Izba podkreśla, że wprowadzenie pomocy de minimis jest całkowicie uzasadnione, gdyż sytuacja, z którą mamy teraz do czynienia doprowadzi do bankructwa wielu gospodarstw sadowniczych. – Rolnictwo jest jedynym sektorem w którym nikt nie dopuszcza myśli o bankructwie, a jednocześnie istnieje przyzwolenie na stosowanie nieuczciwej przewagi na rynku przez zakłady przetwórcze wobec producentów – czytamy.
Zdaniem ŚIR, obarczanie winą producentów pod hasłem „to po co tyle nasadziliście” jest niepoważne, ponieważ do tej pory działa program wsparcia dla nowych nasadzeń drzew i krzewów owocowych.

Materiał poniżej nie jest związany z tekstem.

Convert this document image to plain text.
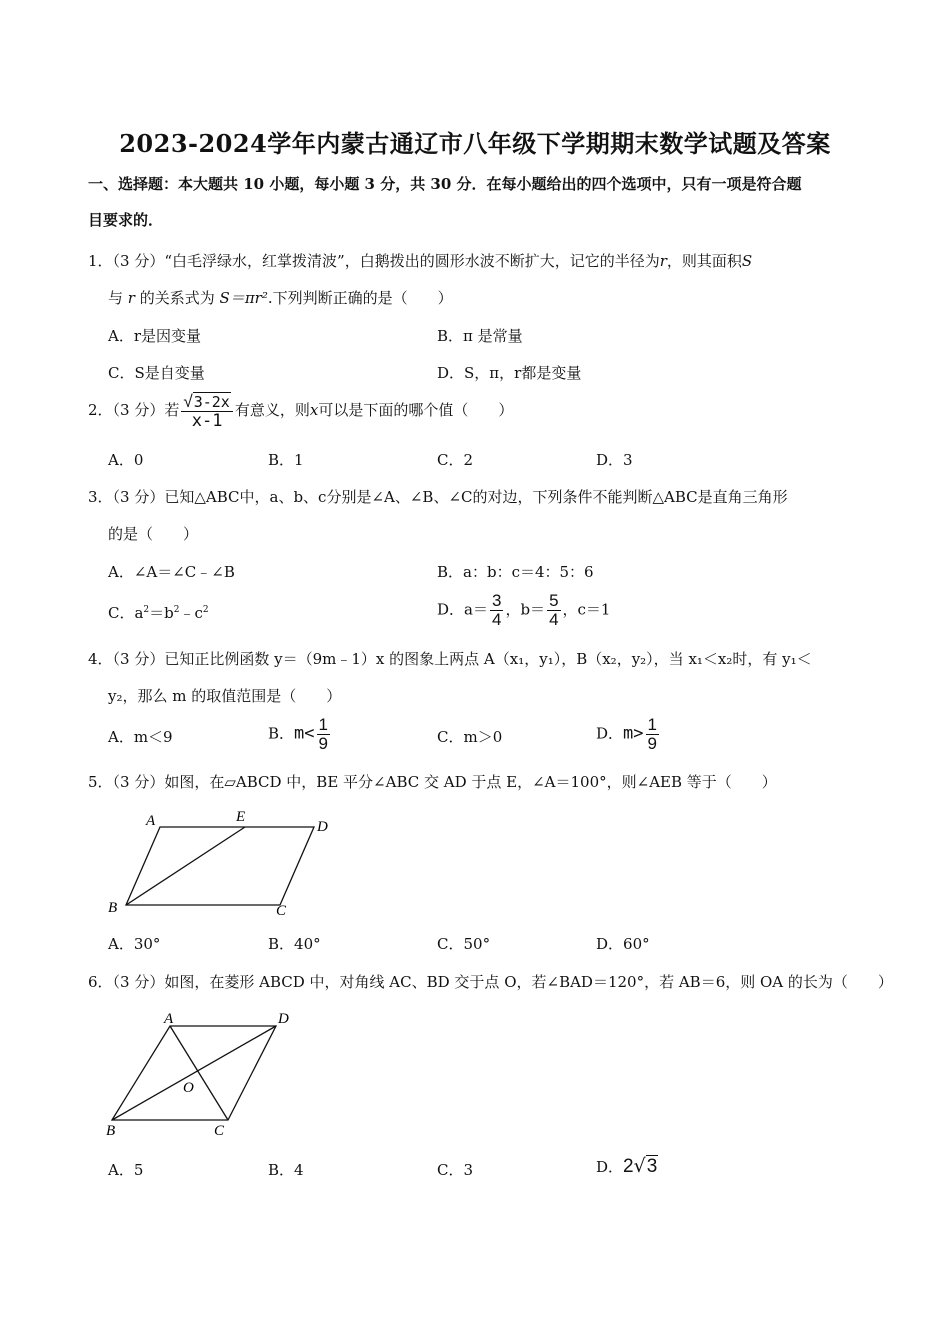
2023-2024学年内蒙古通辽市八年级下学期期末数学试题及答案
一、选择题：本大题共 10 小题，每小题 3 分，共 30 分．在每小题给出的四个选项中，只有一项是符合题
目要求的．
1．（3 分）“白毛浮绿水，红掌拨清波”，白鹅拨出的圆形水波不断扩大，记它的半径为r，则其面积S
与 r 的关系式为 S＝πr².下列判断正确的是（　　）
A．r是因变量	B．π 是常量
C．S是自变量	D．S，π，r都是变量
2．（3 分）若 $\frac{√3-2x}{x-1}$ 有意义，则x可以是下面的哪个值（　　）
A．0	B．1	C．2	D．3
3．（3 分）已知△ABC中，a、b、c分别是∠A、∠B、∠C的对边，下列条件不能判断△ABC是直角三角形
的是（　　）
A．∠A＝∠C﹣∠B	B．a：b：c＝4：5：6
C．$a^2=b^2﹣c^2$	D．$a= \frac{3}{4}$ ，$b= \frac{5}{4}$ ，c＝1
4．（3 分）已知正比例函数 y＝（9m﹣1）x 的图象上两点 A（x₁，y₁），B（x₂，y₂），当 x₁＜x₂时，有 y₁＜
y₂，那么 m 的取值范围是（　　）
A．m＜9	B．$m< \frac{1}{9}$	C．m＞0	D．$m> \frac{1}{9}$
5．（3 分）如图，在▱ABCD 中，BE 平分∠ABC 交 AD 于点 E，∠A＝100°，则∠AEB 等于（　　）
A	E
D
B	C
A．30°	B．40°	C．50°	D．60°
6．（3 分）如图，在菱形 ABCD 中，对角线 AC、BD 交于点 O，若∠BAD＝120°，若 AB＝6，则 OA 的长为（　　）
A	D
O
B	C
A．5	B．4	C．3	D．2√3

– Państwo ma obowiązek udzielenia pomocy prawnej, wprowadzając obowiązkową kontraktację z ceną zapewniającą zwrot kosztów produkcji z małym zyskiem gwarantującym odtworzenie produkcji w następnym sezonie – przekonuje Izba w piśmie.
Zarząd ŚIR zwraca się o pomoc dla gospodarstw sadowniczych w ramach programu de minimis w wysokości poniesionych kosztów na zakup środków do produkcji uśrednionych dla poszczególnych gatunków od 3 tys./ha do 5 tys./ha.
Komentarze
Dziwią mnie tacy obłudnicy i ignoranci....tylko sadownicy pracują...reszta POLAKOW nic nie robi tylko leży i pachnie....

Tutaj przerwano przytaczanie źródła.